Thursday, March 19, 2009

Quote of the Day: More TS Eliot

"Anxiety is the hand maiden of creativity." I guess I'm on a bit of an Eliot kick this week for a couple reasons. First of all, I've always liked his theories about art and tradition. It's much too complicated for me to explain properly but basically he describes the individual talent of an artist adding something new to the current tradition like a carpenter building on a foundation. This may seem obvious and self-explanatory but trust me it's not when you have narcissistic people like Ezra Pound running around screaming, "Make it new" when he's not too busy writing anti-Semitic propaganda for Fascists. I've also been thinking a lot about Eliot this week because I've been thinking a lot about poetry. We are have a poetry reading Friday and I've been trying to decide what to read. My own poetry is out of the question because it's just not very good. I think I've finally settled on an old Anglo-Saxon poem that reads very much like a a psalm with its faithful stoicism and its words that still ring true after more than fifteen hundred years. I've decided not to read all the ones lamenting about how bad it sucks when my ancestors, the Vikings, come over and impregnate your women. They all seem a little too dark for a church setting.

I'm quite tired today. Today, was the first day in a long time when I had to force myself out of bed with a sheer act of will power. Normally, I pop right up like a jack-in-the-box when my alarm goes off. I'm the best example of a morning person you'll ever find. I think I reach my mental peak around 7AM. After that it's all pretty much downhill. I'm getting much too old to function well on three hours of sleep. I went to the play "Betrayal" last night and I relly quite liked it. That play makes a very good case that Harold Pinter's Nobel Prize was not undeserved. (By the way, my personal policy of not accepting any Nobel Prizes for myself until Philip Roth gets his is still in effect.) The play actually got over at a reasonable time. It was only afterwards that things took a turn for the bizarre. Guess where I found myself at eleven o'clock on a Wednesday night? That's right, I was at the Swedish Medical Center emergency room talking to a girl I'd just met for the first time about catheters and ovarian cysts. I hadn't been in a hospital in forever. I had forgotten what a real chamber of horrors it can be for somebody with mild OCD and germ issues.

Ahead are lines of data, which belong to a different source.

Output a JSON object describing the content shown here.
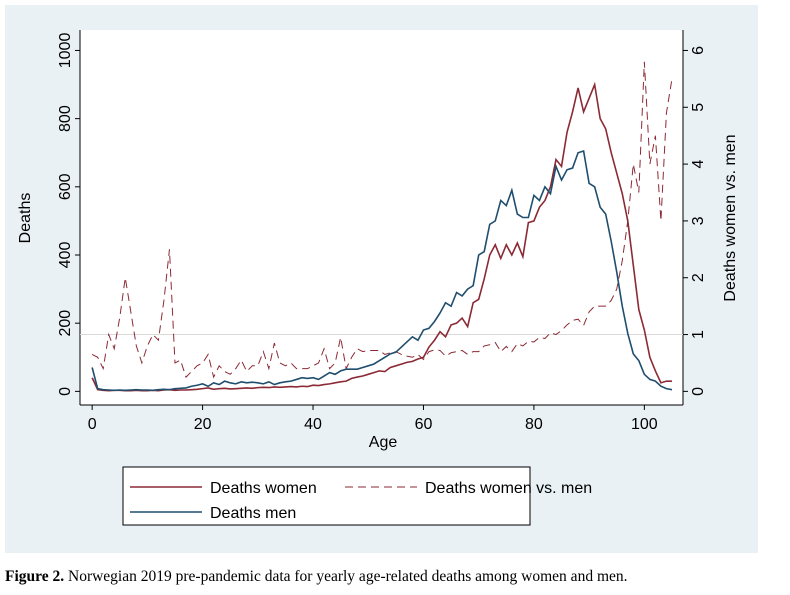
{
  "chart_data": {
    "type": "line",
    "xlabel": "Age",
    "ylabel": "Deaths",
    "y2label": "Deaths women vs. men",
    "x": [
      0,
      1,
      2,
      3,
      4,
      5,
      6,
      7,
      8,
      9,
      10,
      11,
      12,
      13,
      14,
      15,
      16,
      17,
      18,
      19,
      20,
      21,
      22,
      23,
      24,
      25,
      26,
      27,
      28,
      29,
      30,
      31,
      32,
      33,
      34,
      35,
      36,
      37,
      38,
      39,
      40,
      41,
      42,
      43,
      44,
      45,
      46,
      47,
      48,
      49,
      50,
      51,
      52,
      53,
      54,
      55,
      56,
      57,
      58,
      59,
      60,
      61,
      62,
      63,
      64,
      65,
      66,
      67,
      68,
      69,
      70,
      71,
      72,
      73,
      74,
      75,
      76,
      77,
      78,
      79,
      80,
      81,
      82,
      83,
      84,
      85,
      86,
      87,
      88,
      89,
      90,
      91,
      92,
      93,
      94,
      95,
      96,
      97,
      98,
      99,
      100,
      101,
      102,
      103,
      104,
      105
    ],
    "series": [
      {
        "name": "Deaths women",
        "color": "#8b2a35",
        "axis": "y",
        "dashed": false,
        "values": [
          40,
          5,
          3,
          2,
          3,
          3,
          2,
          2,
          3,
          2,
          2,
          3,
          2,
          4,
          5,
          3,
          4,
          4,
          5,
          6,
          8,
          10,
          6,
          8,
          9,
          7,
          8,
          9,
          10,
          9,
          11,
          12,
          11,
          13,
          12,
          13,
          14,
          13,
          15,
          14,
          18,
          17,
          20,
          22,
          25,
          28,
          30,
          38,
          42,
          45,
          50,
          55,
          60,
          58,
          70,
          75,
          80,
          85,
          88,
          95,
          100,
          130,
          150,
          175,
          160,
          195,
          200,
          215,
          190,
          260,
          270,
          330,
          400,
          430,
          390,
          430,
          400,
          435,
          395,
          495,
          500,
          540,
          560,
          600,
          680,
          660,
          760,
          820,
          890,
          820,
          860,
          900,
          800,
          770,
          700,
          640,
          580,
          500,
          370,
          240,
          180,
          100,
          60,
          25,
          30,
          30
        ]
      },
      {
        "name": "Deaths women vs. men",
        "color": "#8b2a35",
        "axis": "y2",
        "dashed": true,
        "values": [
          0.65,
          0.6,
          0.4,
          1.0,
          0.75,
          1.3,
          2.0,
          1.4,
          0.8,
          0.5,
          0.8,
          1.0,
          0.9,
          1.6,
          2.5,
          0.5,
          0.55,
          0.25,
          0.35,
          0.45,
          0.5,
          0.65,
          0.25,
          0.45,
          0.35,
          0.3,
          0.4,
          0.55,
          0.35,
          0.45,
          0.45,
          0.7,
          0.4,
          0.85,
          0.5,
          0.45,
          0.5,
          0.4,
          0.4,
          0.4,
          0.45,
          0.5,
          0.75,
          0.4,
          0.5,
          0.95,
          0.4,
          0.6,
          0.75,
          0.7,
          0.72,
          0.72,
          0.72,
          0.65,
          0.68,
          0.7,
          0.65,
          0.62,
          0.6,
          0.65,
          0.56,
          0.7,
          0.73,
          0.72,
          0.62,
          0.68,
          0.7,
          0.72,
          0.65,
          0.7,
          0.7,
          0.8,
          0.82,
          0.86,
          0.7,
          0.79,
          0.7,
          0.84,
          0.8,
          0.88,
          0.87,
          0.95,
          0.93,
          1.03,
          1.0,
          1.07,
          1.17,
          1.25,
          1.27,
          1.16,
          1.4,
          1.5,
          1.5,
          1.5,
          1.6,
          1.8,
          2.3,
          3.0,
          4.0,
          3.5,
          5.8,
          4.0,
          4.5,
          3.0,
          4.9,
          5.5
        ]
      },
      {
        "name": "Deaths men",
        "color": "#1f4e6e",
        "axis": "y",
        "dashed": false,
        "values": [
          70,
          8,
          5,
          4,
          3,
          4,
          3,
          4,
          5,
          4,
          4,
          3,
          5,
          6,
          5,
          8,
          9,
          10,
          15,
          18,
          22,
          15,
          25,
          20,
          30,
          25,
          22,
          28,
          25,
          27,
          25,
          22,
          28,
          20,
          25,
          28,
          30,
          35,
          40,
          38,
          40,
          35,
          45,
          55,
          50,
          60,
          65,
          65,
          65,
          70,
          75,
          80,
          90,
          100,
          110,
          115,
          130,
          145,
          160,
          150,
          180,
          185,
          205,
          230,
          260,
          250,
          290,
          280,
          300,
          310,
          400,
          410,
          490,
          500,
          560,
          545,
          590,
          520,
          510,
          510,
          575,
          560,
          600,
          580,
          660,
          620,
          650,
          655,
          700,
          705,
          610,
          600,
          540,
          520,
          440,
          350,
          250,
          170,
          110,
          90,
          50,
          35,
          30,
          15,
          8,
          5
        ]
      }
    ],
    "xlim": [
      -2.2,
      107
    ],
    "xticks": [
      0,
      20,
      40,
      60,
      80,
      100
    ],
    "ylim": [
      -40,
      1060
    ],
    "yticks": [
      0,
      200,
      400,
      600,
      800,
      1000
    ],
    "y2lim": [
      -0.24,
      6.36
    ],
    "y2ticks": [
      0,
      1,
      2,
      3,
      4,
      5,
      6
    ],
    "y2_reference_line": 1,
    "grid": false
  },
  "caption": {
    "label": "Figure 2.",
    "text": "Norwegian 2019 pre-pandemic data for yearly age-related deaths among women and men."
  }
}
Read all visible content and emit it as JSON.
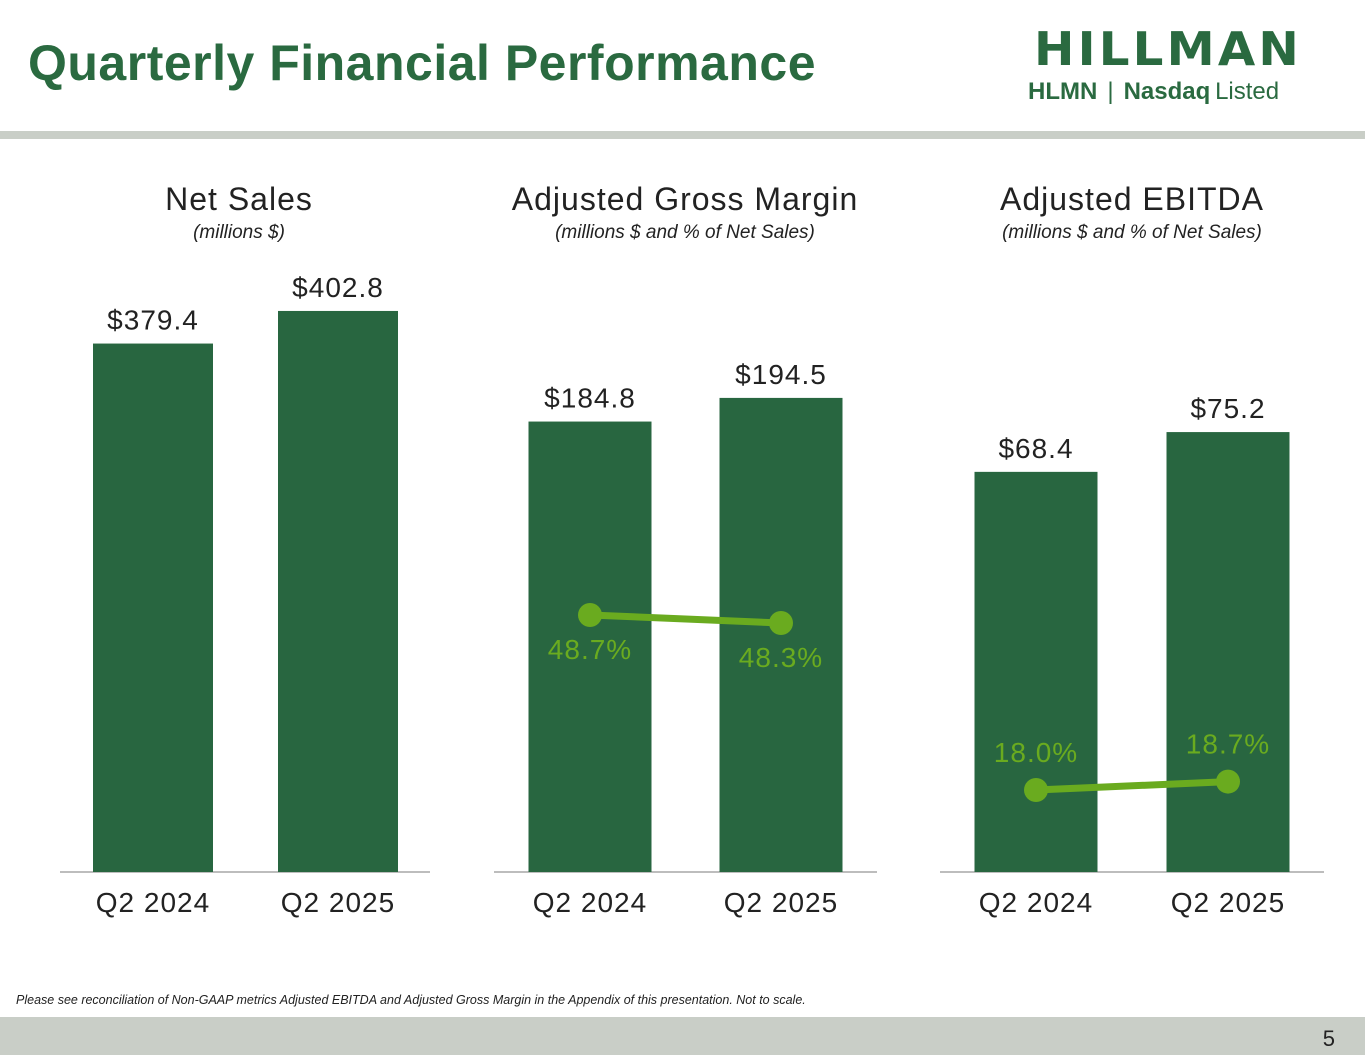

I did see something that was kind of funny there last night. This woman got so mad at whoever she was talking to on her cell phone that she threw it all the way across the waiting room. I assume it was some kind of "loved one" because only they have the ability to get you so mad so quickly. Anyway, the woman picked up her phone and promptly apologized when security (or it could have been the police because they had guns) showed up to calm her down. As they were leaving one officer said to the other, "I guess she didn't like her service plan." I almost laughed out loud because it was the perfect line for a world-weary cop who's seen it all. It could have almost been a piece of dialogue written for Jerry Orbach back when he was still alive and on "Law and Order."


PS
I should be adding a blogroll sometime later this week so the three people who link to me can stop feeling neglected.


PPS
I will be reviewing several different pieces of media this weekend such as the play "Betrayal," the books The Watchmen and Serena, the TV show "The Wire," and the band The National. I know you can't wait but try to settle down enough so you can sleep tonight.